Да и многое другое в ней изменилось: некогда изящная стройная фигура теперь напоминала своим видом грушу — таз заметно раздался вширь, утяжелился. Пелопея очень сильно прибавила в весе. Но лишние килограммы скопились только на бедрах и животе, оставляя кривые ноги, обтянутые джинсами, тоненькими. В этом раздувшемся туловище и тонких ногах было что-то паучье.
Лицо тоже изменилось: черты его заострились, а вот щеки и подбородок опухли, под глазами появились мешки, светлые волосы стали тусклыми и ломкими. Красота пропала. Пелопея выглядела заметно старше своего возраста — ей, двадцатисемилетней, можно было дать лет тридцать пять. Она с видимой жадностью глотала кофе из картонного стаканчика и не спускала глаз с Кати и Гущина, стоящих рядом с Гаврилой.
— Ло, сядь, передохни, — сказал он заботливо, когда сестры подошли.
— Я совсем не устала.
— Это из полиции, как мама сказала, — Гаврила кивнул на Гущина.
Но Пелопея смотрела на Катю. И вот странность — у той появилось ощущение, что калека как-то сразу выделила ее и отметила для себя. И что она станет обращаться именно к ней, Кате, даже если вопросы ей начнет задавать полковник Гущин.
— Здравствуйте, Пелопея, — сказала Катя, представилась официально и назвала звание и должность Гущина.
Сердце ее сжалось — нет, не от боли при виде несчастной калеки и не от сочувствия, а от накатившей как волна пустоты и печали, осознания того, как хрупок человек, как он мал и уязвим перед судьбой, перед стечением обстоятельств, перед бедой, перед преступлением и злом.
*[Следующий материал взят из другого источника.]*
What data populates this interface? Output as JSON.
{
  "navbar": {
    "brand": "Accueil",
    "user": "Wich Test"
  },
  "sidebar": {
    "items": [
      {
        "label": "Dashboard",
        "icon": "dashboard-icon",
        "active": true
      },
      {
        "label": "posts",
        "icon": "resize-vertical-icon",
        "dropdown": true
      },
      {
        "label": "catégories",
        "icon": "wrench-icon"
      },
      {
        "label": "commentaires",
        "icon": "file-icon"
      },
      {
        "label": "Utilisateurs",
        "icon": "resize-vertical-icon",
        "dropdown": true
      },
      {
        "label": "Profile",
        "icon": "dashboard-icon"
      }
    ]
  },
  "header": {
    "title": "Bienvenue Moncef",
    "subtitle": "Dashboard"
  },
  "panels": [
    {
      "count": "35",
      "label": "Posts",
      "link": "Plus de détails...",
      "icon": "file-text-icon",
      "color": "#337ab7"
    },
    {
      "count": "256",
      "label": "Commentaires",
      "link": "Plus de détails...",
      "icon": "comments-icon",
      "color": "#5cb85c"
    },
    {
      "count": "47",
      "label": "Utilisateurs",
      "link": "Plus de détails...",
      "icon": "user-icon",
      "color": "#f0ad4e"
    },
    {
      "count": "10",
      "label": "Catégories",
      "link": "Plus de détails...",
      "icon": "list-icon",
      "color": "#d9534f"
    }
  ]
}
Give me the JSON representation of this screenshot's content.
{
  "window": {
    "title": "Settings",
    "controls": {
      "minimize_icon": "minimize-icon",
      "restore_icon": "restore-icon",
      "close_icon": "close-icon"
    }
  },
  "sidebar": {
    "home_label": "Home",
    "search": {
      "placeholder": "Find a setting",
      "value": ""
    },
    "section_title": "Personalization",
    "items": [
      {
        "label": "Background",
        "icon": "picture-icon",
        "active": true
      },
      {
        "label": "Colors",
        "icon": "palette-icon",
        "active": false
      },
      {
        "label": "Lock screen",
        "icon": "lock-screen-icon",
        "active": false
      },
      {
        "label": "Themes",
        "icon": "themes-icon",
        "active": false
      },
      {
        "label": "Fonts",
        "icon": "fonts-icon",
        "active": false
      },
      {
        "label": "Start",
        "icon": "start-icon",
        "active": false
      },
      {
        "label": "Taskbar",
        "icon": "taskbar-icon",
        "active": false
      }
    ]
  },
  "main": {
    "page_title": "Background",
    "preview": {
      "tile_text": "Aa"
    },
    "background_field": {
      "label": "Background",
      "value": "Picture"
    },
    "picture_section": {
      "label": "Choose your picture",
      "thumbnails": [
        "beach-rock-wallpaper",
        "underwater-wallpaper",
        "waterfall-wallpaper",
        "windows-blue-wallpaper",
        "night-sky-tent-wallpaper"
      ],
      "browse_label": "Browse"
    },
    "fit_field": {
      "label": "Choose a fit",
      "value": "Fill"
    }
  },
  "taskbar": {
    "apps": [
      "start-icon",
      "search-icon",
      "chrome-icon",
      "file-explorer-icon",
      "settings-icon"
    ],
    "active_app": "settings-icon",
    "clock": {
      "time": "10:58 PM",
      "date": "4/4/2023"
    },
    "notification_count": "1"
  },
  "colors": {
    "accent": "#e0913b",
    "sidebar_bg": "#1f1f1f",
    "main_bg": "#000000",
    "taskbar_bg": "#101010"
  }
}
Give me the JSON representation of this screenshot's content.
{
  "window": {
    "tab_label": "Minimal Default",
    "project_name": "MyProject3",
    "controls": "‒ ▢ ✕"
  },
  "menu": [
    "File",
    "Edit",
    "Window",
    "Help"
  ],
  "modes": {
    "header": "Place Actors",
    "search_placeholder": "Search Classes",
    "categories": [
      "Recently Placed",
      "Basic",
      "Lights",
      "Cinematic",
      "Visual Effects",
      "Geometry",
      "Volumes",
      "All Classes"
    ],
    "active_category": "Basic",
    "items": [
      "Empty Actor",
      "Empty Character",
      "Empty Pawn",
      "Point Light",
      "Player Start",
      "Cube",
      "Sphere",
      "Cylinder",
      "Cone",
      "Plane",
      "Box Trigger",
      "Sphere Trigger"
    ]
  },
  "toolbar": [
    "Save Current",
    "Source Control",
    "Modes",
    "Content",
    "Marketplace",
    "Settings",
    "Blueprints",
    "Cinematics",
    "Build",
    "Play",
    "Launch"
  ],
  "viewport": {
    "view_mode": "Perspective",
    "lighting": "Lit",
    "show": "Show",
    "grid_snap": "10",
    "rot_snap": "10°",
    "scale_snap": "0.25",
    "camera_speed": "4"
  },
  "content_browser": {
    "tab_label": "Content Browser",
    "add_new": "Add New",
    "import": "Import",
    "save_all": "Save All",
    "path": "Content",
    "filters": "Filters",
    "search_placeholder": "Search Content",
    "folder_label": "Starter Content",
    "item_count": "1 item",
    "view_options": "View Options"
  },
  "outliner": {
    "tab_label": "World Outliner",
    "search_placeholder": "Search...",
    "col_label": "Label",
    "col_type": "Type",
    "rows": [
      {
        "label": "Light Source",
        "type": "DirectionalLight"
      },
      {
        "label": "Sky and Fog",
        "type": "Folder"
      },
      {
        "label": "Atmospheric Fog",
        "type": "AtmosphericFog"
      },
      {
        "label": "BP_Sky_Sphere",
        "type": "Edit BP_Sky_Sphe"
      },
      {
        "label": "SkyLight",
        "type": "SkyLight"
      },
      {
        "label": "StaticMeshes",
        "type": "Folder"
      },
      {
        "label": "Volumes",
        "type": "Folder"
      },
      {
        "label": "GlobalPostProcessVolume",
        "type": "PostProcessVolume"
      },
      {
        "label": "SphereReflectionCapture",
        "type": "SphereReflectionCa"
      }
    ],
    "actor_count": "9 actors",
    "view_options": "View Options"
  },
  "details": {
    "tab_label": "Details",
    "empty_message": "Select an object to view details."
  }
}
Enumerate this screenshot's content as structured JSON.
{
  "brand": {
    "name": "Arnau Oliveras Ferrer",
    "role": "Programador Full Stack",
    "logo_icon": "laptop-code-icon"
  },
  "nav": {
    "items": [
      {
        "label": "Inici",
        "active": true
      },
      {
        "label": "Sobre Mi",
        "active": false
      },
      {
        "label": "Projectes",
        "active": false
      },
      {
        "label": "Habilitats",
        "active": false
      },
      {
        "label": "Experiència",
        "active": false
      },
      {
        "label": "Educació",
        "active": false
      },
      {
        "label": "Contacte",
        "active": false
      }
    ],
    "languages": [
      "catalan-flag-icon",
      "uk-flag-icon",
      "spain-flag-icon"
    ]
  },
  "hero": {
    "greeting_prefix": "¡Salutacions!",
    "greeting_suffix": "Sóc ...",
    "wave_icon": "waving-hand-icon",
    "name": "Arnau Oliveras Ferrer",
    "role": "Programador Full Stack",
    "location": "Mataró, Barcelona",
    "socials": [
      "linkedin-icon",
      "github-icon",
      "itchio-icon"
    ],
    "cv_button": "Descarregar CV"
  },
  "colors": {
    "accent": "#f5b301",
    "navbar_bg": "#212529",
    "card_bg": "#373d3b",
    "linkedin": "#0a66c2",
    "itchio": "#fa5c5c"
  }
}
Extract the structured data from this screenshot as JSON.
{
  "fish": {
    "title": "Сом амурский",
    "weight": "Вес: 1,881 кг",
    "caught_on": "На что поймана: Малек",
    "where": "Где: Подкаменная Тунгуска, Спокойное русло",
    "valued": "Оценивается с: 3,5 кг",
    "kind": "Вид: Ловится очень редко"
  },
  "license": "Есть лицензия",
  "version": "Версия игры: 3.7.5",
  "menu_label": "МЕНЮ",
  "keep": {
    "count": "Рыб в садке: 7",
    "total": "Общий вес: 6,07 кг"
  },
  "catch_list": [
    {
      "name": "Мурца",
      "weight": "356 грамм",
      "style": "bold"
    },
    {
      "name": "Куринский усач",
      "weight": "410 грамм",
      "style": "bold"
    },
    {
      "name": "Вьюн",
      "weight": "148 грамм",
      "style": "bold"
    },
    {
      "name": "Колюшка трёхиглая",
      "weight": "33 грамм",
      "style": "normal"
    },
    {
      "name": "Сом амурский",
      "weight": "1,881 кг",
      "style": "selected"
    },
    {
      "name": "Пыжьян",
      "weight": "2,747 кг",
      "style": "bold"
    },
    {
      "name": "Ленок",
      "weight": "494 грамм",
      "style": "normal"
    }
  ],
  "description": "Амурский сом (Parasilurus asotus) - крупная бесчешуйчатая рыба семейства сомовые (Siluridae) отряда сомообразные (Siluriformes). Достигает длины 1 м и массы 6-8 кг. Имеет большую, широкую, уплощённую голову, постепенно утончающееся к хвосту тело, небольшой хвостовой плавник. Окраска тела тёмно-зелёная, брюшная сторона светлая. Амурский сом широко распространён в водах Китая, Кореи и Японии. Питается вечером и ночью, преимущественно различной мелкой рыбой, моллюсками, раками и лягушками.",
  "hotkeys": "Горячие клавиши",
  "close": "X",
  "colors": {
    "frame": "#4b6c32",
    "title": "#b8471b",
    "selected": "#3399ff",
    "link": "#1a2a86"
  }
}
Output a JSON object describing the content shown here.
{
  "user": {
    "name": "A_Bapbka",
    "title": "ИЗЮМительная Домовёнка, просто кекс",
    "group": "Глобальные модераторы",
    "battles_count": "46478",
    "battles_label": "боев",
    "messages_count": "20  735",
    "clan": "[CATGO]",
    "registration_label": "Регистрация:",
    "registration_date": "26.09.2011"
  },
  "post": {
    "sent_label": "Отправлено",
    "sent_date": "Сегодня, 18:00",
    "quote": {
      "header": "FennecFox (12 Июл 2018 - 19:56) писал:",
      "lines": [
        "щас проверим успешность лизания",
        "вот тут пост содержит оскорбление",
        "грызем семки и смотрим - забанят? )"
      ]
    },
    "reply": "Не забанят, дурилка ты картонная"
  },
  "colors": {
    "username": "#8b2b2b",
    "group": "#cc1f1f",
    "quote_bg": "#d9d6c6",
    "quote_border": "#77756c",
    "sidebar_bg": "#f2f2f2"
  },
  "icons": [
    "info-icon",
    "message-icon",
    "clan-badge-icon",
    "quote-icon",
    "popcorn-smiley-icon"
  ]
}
Перед переменами к худшему, которых все так стремятся избегать. Но жизнь, словно в насмешку, сама диктует каждому и свою волю, и свой распорядок, свое расписание потерь.
— Привет, — ответила Пелопея. — А чего вы, полиция, снова ко мне?
— Они маме сказали — Кравцова убили, — сообщил Гаврила. — Ло, ты сядь, они же вопросы начнут задавать. Это долго. Это мы все уже проходили.
Он взял из рук сестры стакан с кофе. И она села на скамью. Младшая, Грета, уселась рядом с ней, глядя на Гущина и Катю исподлобья.
— Мы не заплачем от этой новости, правда, Ло? — спросила она. — А вы что думаете, это Ло его убила, отомстила за аварию, за свой пузырь мочевой, разорванный его тачкой? А как его убили? Он мучился перед смертью?
— Он мучился перед смертью, — ответила Катя злой Грете.
— Отлично. И долго?
— Грета, умолкни! — шикнул на сестру Гаврила.
— Я просто знать хочу. И Ло будет интересно послушать.
— Грета, не надо, пожалуйста, — тихо попросила Пелопея.
И сестра тут же стихла, отвернулась, достала из кармана куртки пачку сигарет и зажигалку. Закурила.
Катя подумала, что ее версия, столь скоропалительно озвученная полковнику Гущину, что Виктор Кравцов после аварии, раскаявшись и влюбившись, стал любовником Пелопеи, не выдерживает никакой критики.